Читаем Смерть на Невском проспекте полностью

— Черт побери, да это динамит! — воскликнул тот, ввинтив в глазницу серебряный монокль и уставясь в свои заметки. — Если Мартин бывал здесь, значит, он не останавливался в посольстве — не думаю, что я видел его хоть раз прежде, — а я, спаси Господь мою душу, здесь с 1899 года от Рождества Христова, и мне ли не знать! Как вы думаете, Пауэрскорт, что он тут делал? Этот ваш приятель в министерстве, у него есть какие-нибудь соображения на этот счет?

— Представитель министерства ни о чем подобном не говорил, — осторожно сформулировал Пауэрскорт. — В начале следующей недели мы договорились встретиться снова, в расчете на то, что появятся новые данные. Если он не был готов рассказать нам все, что знает, в тот раз, то я сомневаюсь, что распахнет перед нами всю душу в следующий.

— Нам, Пауэрскорт, нам? — переспросил сэр Джаспер, поигрывая ножом для бумаги. — Вы говорите о себе во множественном числе, как царственная особа, или же вас сопровождал кто-то, нам неизвестный?

— Со мной, сэр Джаспер, был переводчик, молодой человек из безупречной семьи, безупречно владеющий обоими языками, по имени Михаил Шапоров. Его прислали из Форин-офиса.

— Ну, разумеется, — важно сказал посол, стараясь загладить тот факт, что ему докладывали об этом, а он запамятовал. — Продолжайте же, прошу вас!

— Могу лишь повторить те варианты, которые уже обсуждал сегодня с Шапоровым, когда мы вышли из министерства, сэр Джаспер, — сказал Пауэрскорт, гадая про себя, стал бы он сам таким же надутым, если б провел жизнь на дипломатической службе. — Мартин мог иметь здесь даму сердца или любовницу. Или внебрачных детей, которых он навещал. Или его могли шантажировать, и он приезжал, чтобы вносить деньги. Или он мог быть агентом охранки и приезжать за инструкциями. Или приезжать, просто чтобы отдохнуть. Возможно, ему нравился этот город. Он ведь очень красивый. Все мы знаем людей, которые непременно хотя бы раз в год стремятся в Рим, Венецию или Париж. Мартин мог иметь такое же пристрастие к Петербургу.

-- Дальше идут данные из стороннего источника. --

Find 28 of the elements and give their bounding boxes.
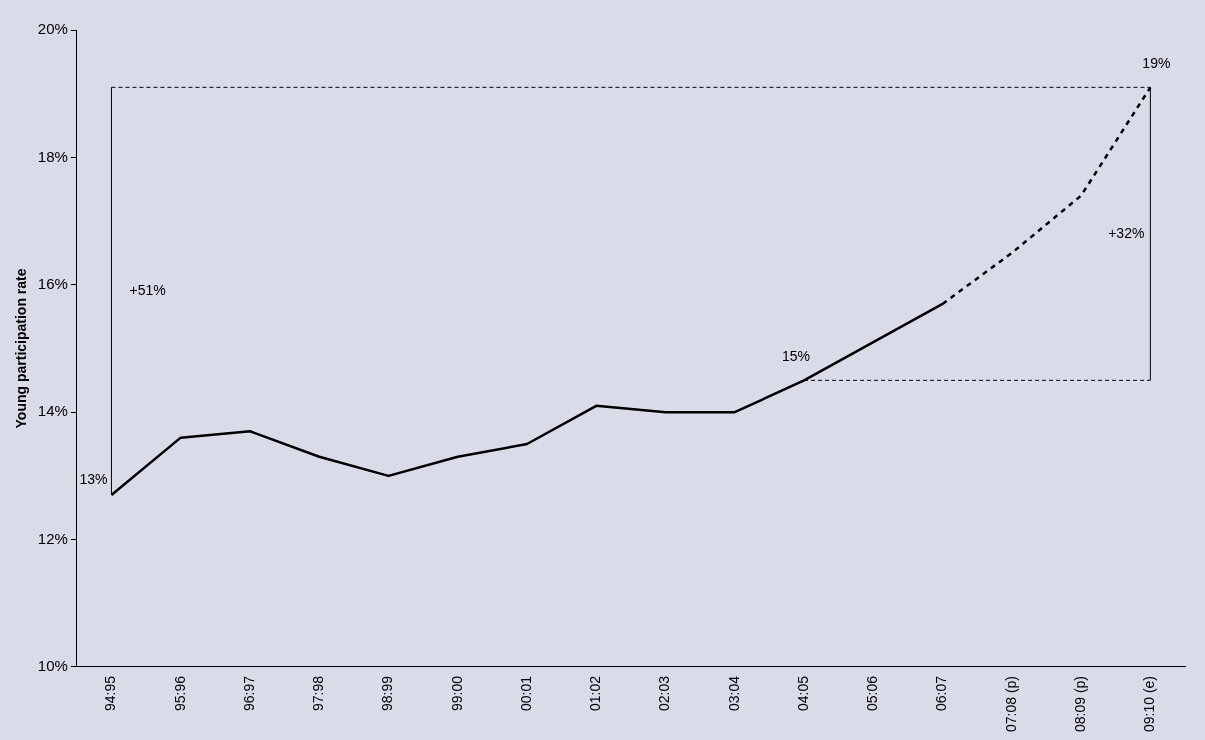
annotation: 13% <box>79 470 108 487</box>
y-tick-label: 12% <box>37 529 68 547</box>
x-tick-label: 05:06 <box>864 675 881 712</box>
x-tick-label: 96:97 <box>240 675 257 712</box>
annotation: +32% <box>1108 224 1145 241</box>
y-axis-title: Young participation rate <box>13 268 30 429</box>
x-tick-label: 99:00 <box>448 675 465 712</box>
x-tick-label: 09:10 (e) <box>1141 675 1158 733</box>
x-tick-label: 02:03 <box>656 675 673 712</box>
x-tick-label: 95:96 <box>171 675 188 712</box>
x-tick-label: 04:05 <box>794 675 811 712</box>
x-tick-label: 00:01 <box>517 675 534 712</box>
annotation: 15% <box>782 348 811 365</box>
x-tick-label: 01:02 <box>587 675 604 712</box>
y-tick-label: 10% <box>37 657 68 675</box>
x-tick-label: 94:95 <box>102 675 119 712</box>
x-tick-label: 06:07 <box>933 675 950 712</box>
annotation: 19% <box>1142 55 1171 72</box>
x-tick-label: 98:99 <box>379 675 396 712</box>
y-tick-label: 18% <box>37 147 68 165</box>
y-tick-label: 16% <box>37 274 68 292</box>
y-tick-label: 14% <box>37 402 68 420</box>
x-tick-label: 08:09 (p) <box>1071 675 1088 733</box>
x-tick-label: 03:04 <box>725 675 742 712</box>
x-tick-label: 07:08 (p) <box>1002 675 1019 733</box>
y-tick-label: 20% <box>37 20 68 38</box>
x-tick-label: 97:98 <box>310 675 327 712</box>
annotation: +51% <box>129 282 166 299</box>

Де Шассирон сидел с таким видом, словно предвидел, что сейчас произойдет нечто сугубо драматическое, и его ожидания оправдались.

— Вы хотите сказать, Пауэрскорт, что обсуждали все эти возможности с молодым Шапоровым, включая и совершенно постыдное предположение, что Мартин мог состоять в русских агентах? — Мартин, пока был жив, мог не раз доставить послу сильную головную боль, однако теперь тот встал грудью за честное имя покойника. — На мой взгляд, это неосмотрительно с вашей стороны, в высшей степени неосмотрительно.

Пауэрскорт раздумывал, принять бой или не принимать. Пожалуй, лучше нет.

— Прошу прощения, если вы считаете, что я превысил свои полномочия, сэр Джаспер. Я полагал, что могу положиться на молодого человека, рекомендованного мне британским Министерством иностранных дел. На мой взгляд, он вполне благоразумен.

— Тем не менее, Пауэрскорт, я требую благоразумия от вас, настоятельно требую. Благоразумие — первейший долг всех служащих на дипломатической ниве. Надеюсь, вы будете держать меня в курсе своей деятельности и своих… — тут посол помедлил, словно неуверенный в точности подвернувшегося ему слова, — своих умозаключений. Жду вас ежедневно, примерно в это же время. — Посол поднялся с места и направился к дверям. — Благодарю вас, джентльмены, прощайте.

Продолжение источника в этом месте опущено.